The brain is built from many different types of neurons that arise from neural progenitors during development. The neocortex, a highly evolved brain region in mammals, contains an especially diverse array of neuronal subtypes. How these subtypes are specified remains unclear, but the timed regulation of gene expression in the nucleus plays a crucial role. Our project focuses on a critical developmental window when genome activity and organization undergo rapid changes that may influence neuronal fate. We hypothesize that these large-scale changes in nuclear structure and function act as a switch, reshaping gene expression programs to guide neuron identity. To address this, our SPP2502 project will combine cutting-edge technologies to track gene expression and genome organization at single-cell resolution, and experimentally manipulate nuclear architecture and activity in the neocortex in vivo. Our interdisciplinary team brings together expertise in neurodevelopment, genome regulation, and advanced bioinformatics. Together, we aim to reveal how precisely timed nuclear dynamics control neuronal fate during neocortex development.

Camila Fullio, Annalisa Izzo, Kasra Mokhtarzadeh Azar, Tanja Vogel, Freiburg

During cerebral cortex development, the histone methyltransferase Disruptor of telomeric silencing 1 like (DOT1L) conferring H3K79me plays a pivotal role controlling the balance between progenitor proliferation and differentiation. This role of DOT1L is evolutionary conserved, as loss-of-function (LOF) in both mice and humans result in smaller brains. Interestingly, in humans a gain-of-function (GOF) of DOT1L also associates with microcephaly.

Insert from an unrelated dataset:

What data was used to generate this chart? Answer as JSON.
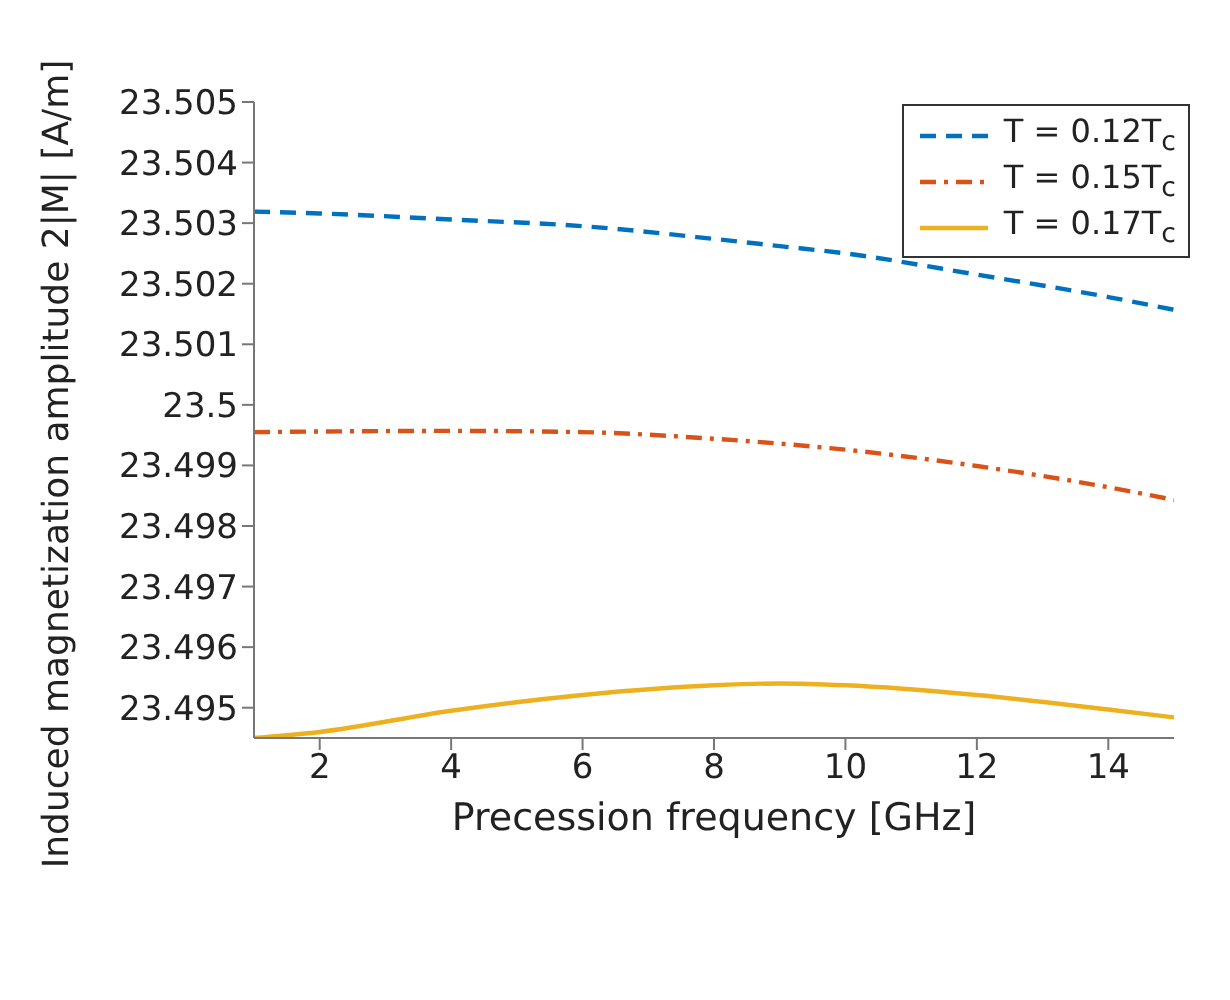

To fully appreciate DOT1L functions during brain development, especially in humans, we here aim to follow up on our central hypothesis, that different H3K79me states (H3K79me1, me2, and me3) confer different functionalities at different locations. We propose that a diverse set of mechanisms controls H3K79me states, by regulating DOT1L’s localization, activity, or its interactome. Molecularly, these processes can be controlled in part by signaling/phosphorylation, protein conformation and/or interacting partners. Experimentally, we will use a single-cell (sc)multiomics approach (scRNA-, scATAC-, scCUT&Tag) to untangle transcriptomic changes and the adapted epigenetic landscape during human brain development. We will investigate three human DOT1L mutations, one GOF and two LOF mutations, that we introduced into human induced pluripotent stem cells (hiPSCs) using CRISPR/Cas9. hiPSCs will be differentiated towards neural stem cells, neurons, and cortical organoids. We propose to use mass spectrometry to resolve protein complexes of DOT1L that are mediating canonical (H3K79me) and non-canonical functions of DOT1L, and posttranslational modifications of DOT1L. Thereby we aim to determine potential mechanisms of how DOT1L confers locus-specific H3K79me with different levels and states. To identify the upstream regulative layer, we will unravel signaling pathways that control DOT1L in regard to histone methylation activity or cell cycle progression.